April 6, 2002
Without an effective peacekeeping operation in Afghanistan, much of the aid will be wasted.
A lot has been achieved in Afghanistan. Taliban rule is a distant memory, the al-Qaeda terrorists whom they sheltered are reduced to fighting a losing battle from remote hideouts, and the long work of rebuilding a nation shattered by more than two decades of war has begun. More than $4 billion has already been pledged by donors for the purpose. Beards are disappearing, if not yet many burqas, and a date has been set in mid-June for the calling of the loya jirga--a mainly elected constitutional assembly of 1,450 delegates which will choose a representative government.
All these achievements, though, are contingent on Afghanistan's staying peaceful. And that is very far from certain. In the absence of a properly functioning national army or police force, security outside Kabul rests in the unreliable hands of local warlords. Skirmishes between rivals have been common, and the threat of them is hindering reconstruction, making travel difficult and the writ of the central government uncertain. Iran meddles in the west, Russia in the north. The former king, Mohammed Zahir Shah, has repeatedly had to postpone his return on security grounds.
In time, a national army should emerge: Britain and Germany are training a presidential guard, and America is soon supposed to start training a full brigade. But it will be a good while yet before such an army is up to the task of managing national security, not least because there are no funds available as yet to run one. The obvious interim solution is to extend the scope of the existing International Security Assistance Force (ISAF), which does a fine job of keeping Kabul safe, but has not been given the authority or the men to operate outside it.
Remember Bosnia
This idea has been urgently studied for months, without result-- mainly, it is clear, because of American reservations. All the international commanders serving in Afghanistan support the idea of extending the ISAF's mandate, as does the UN secretary-general, and his respected representative to Afghanistan, Lakhdar Brahimi. The Afghans favour the idea too: their interim prime minister, Hamid Karzai, has flown around the world begging for a beefed-up ISAF. The regional governors too are uniformly favourable.

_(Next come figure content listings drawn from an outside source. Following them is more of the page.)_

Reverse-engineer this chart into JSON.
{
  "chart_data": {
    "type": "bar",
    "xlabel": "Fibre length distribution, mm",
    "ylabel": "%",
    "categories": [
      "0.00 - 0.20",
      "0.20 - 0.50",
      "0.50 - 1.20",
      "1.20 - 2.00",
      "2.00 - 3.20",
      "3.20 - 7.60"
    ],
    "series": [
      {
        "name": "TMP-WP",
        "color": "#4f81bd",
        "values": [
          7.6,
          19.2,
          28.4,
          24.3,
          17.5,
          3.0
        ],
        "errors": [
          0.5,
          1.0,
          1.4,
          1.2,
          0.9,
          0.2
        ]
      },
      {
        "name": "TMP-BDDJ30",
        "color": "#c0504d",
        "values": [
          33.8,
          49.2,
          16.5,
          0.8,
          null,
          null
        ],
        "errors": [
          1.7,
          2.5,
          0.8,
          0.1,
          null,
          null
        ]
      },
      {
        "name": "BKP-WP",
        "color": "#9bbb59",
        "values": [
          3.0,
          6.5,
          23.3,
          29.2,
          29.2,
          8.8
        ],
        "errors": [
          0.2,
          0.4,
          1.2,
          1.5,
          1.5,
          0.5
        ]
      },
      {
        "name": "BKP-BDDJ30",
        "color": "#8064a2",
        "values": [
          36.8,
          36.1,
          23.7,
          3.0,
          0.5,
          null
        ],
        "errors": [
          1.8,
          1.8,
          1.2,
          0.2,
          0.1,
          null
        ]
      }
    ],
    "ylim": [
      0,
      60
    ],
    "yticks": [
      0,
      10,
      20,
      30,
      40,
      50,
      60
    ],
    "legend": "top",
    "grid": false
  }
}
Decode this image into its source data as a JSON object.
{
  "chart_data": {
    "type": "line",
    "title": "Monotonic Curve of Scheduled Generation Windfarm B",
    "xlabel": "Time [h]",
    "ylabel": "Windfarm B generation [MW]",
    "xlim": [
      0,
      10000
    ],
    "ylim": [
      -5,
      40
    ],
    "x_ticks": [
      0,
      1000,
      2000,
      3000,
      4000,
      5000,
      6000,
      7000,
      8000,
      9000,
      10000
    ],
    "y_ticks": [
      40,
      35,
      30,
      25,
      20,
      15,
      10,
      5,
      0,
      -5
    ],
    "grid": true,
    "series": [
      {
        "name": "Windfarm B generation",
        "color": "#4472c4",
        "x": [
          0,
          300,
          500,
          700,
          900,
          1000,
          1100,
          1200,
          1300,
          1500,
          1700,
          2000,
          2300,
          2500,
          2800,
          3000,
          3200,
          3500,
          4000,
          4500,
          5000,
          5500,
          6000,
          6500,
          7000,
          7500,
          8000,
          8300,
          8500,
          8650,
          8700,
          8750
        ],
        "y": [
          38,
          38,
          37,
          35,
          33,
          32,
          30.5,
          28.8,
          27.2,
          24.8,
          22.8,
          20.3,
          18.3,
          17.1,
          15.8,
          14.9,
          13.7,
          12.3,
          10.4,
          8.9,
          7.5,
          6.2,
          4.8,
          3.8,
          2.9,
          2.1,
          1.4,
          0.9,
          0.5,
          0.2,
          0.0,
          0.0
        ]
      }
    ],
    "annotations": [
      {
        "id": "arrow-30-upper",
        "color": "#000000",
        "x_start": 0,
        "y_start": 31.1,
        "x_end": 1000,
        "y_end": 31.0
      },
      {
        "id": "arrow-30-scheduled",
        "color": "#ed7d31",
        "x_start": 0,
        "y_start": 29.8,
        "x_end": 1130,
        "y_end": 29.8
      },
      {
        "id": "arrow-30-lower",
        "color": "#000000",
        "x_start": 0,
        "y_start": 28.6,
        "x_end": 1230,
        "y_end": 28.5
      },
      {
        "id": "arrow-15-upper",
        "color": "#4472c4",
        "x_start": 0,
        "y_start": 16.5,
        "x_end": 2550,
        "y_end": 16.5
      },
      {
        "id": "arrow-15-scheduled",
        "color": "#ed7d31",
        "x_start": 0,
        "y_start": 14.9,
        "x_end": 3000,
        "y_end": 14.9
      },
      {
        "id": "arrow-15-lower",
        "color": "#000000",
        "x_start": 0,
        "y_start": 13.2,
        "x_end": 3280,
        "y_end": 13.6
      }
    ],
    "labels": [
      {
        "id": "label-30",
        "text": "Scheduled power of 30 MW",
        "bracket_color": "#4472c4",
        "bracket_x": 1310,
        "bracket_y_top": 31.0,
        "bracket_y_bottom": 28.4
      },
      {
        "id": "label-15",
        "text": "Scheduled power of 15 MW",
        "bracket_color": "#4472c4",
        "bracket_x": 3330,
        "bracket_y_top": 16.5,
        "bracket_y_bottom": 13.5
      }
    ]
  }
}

The suggestion, frequently made by opponents of "nation- building", that the ISAF would be a force sent into a hostile quagmire does not square with reality. A more accurate analogy would come from Bosnia, where in 1996 America boldly contributed a third of a peacekeeping force that went in heavily with 60,000 men, and has proved so successful that it has been progressively reduced to just 15,000--with not an American life lost. Even now, admittedly, Bosnia is hardly a perfectly built nation. But it is at peace, and gradually improving. Those improvements could not have happened without the peacekeepers: security is the essential prerequisite for everything else. Without it, money spent on aid and development is money down the drain. That is as true in Afghanistan as it has proved in Bosnia.
One reason for the Americans to pay more attention to this is that it will influence how other people think about Iraq. If the United States does indeed decide on "regime change" there, it certainly has the military wherewithal to remove Saddam Hussein. But even those who most ardently desire the dictator's removal are anxious about what will follow him. A free-for-all in Iraq would be a greater danger to international security than chaos in Afghanistan could ever pose. Iraq's Shia minority on its southern border with Saudi Arabia, its Kurds in the north bordering Turkey, its enmity with Israel, its vast oil supplies and its long rivalry with Iran all point to the dangers. Some form of robust international security arrangement will surely be needed in Iraq after the fall of Saddam, until the authority of an acceptable new government can be established. In Afghanistan, the Bush administration has yet to prove that it is willing to tidy up after its military victories.